We will now attempt to explain the physical meaning behind some geometries of space, not necessarily in an academic fashion.

  • Flat geometry of Euclidean space

    Let us do magic; let us try to define tridimensional Euclidean space using an element of two-dimensional flat geometry solely.

    Recalling Plato the Greek, we could make the following definition of the geometry of space in three dimensions: “It will be the three-dimensional space, which will project shadows upon a two-dimensional plane, by the so-called laws of the sunshade.

    Another example would be the projections of three-dimensional harmonic waves upon a plane or element of plane geometry. Do not be scared; a good enough approximation would be to imagine the shadows of two balls bouncing on a sunny day.

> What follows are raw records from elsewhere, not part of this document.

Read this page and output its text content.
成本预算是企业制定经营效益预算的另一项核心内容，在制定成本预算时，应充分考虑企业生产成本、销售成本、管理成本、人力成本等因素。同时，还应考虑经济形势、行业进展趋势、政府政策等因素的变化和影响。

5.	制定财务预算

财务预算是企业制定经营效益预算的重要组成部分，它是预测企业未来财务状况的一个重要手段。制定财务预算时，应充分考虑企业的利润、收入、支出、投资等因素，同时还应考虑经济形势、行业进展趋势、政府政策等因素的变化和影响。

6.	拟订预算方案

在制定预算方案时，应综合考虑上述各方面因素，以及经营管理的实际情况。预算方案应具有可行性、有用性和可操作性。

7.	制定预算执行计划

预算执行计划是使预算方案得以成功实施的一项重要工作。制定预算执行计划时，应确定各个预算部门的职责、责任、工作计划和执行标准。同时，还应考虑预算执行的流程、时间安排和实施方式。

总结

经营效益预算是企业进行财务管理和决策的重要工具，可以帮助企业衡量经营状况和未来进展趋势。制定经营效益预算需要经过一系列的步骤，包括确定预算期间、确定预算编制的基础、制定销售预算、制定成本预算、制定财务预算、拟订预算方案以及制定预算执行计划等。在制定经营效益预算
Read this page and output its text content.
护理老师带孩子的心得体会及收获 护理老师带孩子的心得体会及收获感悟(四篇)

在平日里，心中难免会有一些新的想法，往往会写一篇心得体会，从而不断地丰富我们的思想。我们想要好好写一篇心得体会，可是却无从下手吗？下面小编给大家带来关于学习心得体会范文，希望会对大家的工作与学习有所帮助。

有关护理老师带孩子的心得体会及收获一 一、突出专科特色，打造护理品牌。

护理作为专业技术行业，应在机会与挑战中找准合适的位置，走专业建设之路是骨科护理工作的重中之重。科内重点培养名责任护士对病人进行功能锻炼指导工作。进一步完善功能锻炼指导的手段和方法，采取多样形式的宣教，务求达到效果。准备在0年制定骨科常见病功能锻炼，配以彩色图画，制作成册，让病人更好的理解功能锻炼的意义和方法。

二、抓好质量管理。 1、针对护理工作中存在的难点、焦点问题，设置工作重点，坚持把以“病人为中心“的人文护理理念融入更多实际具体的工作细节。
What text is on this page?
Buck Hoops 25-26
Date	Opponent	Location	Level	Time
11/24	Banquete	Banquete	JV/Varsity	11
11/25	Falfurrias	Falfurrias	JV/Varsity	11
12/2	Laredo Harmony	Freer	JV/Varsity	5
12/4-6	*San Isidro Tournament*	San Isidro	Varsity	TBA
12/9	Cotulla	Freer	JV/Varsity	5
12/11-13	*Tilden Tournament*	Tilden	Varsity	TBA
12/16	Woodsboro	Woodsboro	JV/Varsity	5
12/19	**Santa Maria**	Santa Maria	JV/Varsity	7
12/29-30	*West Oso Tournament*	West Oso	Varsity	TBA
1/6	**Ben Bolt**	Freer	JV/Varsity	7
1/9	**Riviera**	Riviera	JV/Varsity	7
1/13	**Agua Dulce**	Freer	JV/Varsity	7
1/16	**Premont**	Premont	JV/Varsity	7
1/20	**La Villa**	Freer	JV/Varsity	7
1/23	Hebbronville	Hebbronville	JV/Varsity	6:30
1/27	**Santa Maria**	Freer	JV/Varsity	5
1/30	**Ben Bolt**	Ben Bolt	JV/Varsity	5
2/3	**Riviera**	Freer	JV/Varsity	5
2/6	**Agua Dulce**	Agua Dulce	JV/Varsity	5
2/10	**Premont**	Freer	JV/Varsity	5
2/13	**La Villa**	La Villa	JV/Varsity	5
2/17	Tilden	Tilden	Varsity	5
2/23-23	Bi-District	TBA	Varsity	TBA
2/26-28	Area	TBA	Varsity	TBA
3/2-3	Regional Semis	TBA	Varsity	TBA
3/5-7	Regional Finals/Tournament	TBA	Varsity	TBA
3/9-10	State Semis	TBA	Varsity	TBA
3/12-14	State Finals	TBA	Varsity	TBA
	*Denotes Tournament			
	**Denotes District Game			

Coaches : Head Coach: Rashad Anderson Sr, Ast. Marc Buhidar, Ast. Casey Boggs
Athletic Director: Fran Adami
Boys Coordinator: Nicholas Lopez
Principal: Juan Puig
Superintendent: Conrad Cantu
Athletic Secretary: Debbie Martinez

    The same would happen for an analytical geometry of three dimensions or Euclidean geometry. Of course, it has a trick answer, just like all good magic: the third dimension is not included in the two-dimensional Euclidean space of reference, but in the equations that would express the laws of the sunshade, which indeed transform it into an analytical geometry of three dimensions.

    It is interesting to note that the equations of the aforementioned little laws would contain information about a world much more complicated than the two-dimensional world of reference. Because of this, they would have a much more general application than those laws, which describe a two-dimensional Euclidean space or flat geometry.

    In other words, one cannot define a Euclidean space or plane that folds over or allows other magic tricks, because it would be playing with the language.

    A third dimension can be “folded” and integrated or superimposed on a flat geometry, but the two dimensions of the plane will remain unaltered, or at least with the same rules they had unless we change them too. In this case, we would be breaking the plane, the train, the concept, and everything.

    It would be too much like the theorem of the fat point, by which two parallel lines pass through.

    We should highlight that including a new type of relation which affects the reference coordinates or axes of the plane is equivalent to adding new dimensions, where these would be the laws which govern their change or variation. It is a fundamental concept of geometry and mathematics.

    In fact, this is what I think the Lorentz transformations do with their equations.

    It may have been convenient to search for equations with more variables, which would facilitate specific calculations and some comparisons, in the same way, that Relativity undoubtedly does. However, these must not make one lose the notion of fundamental physical concepts for the logic of our nature, such as objective time and space.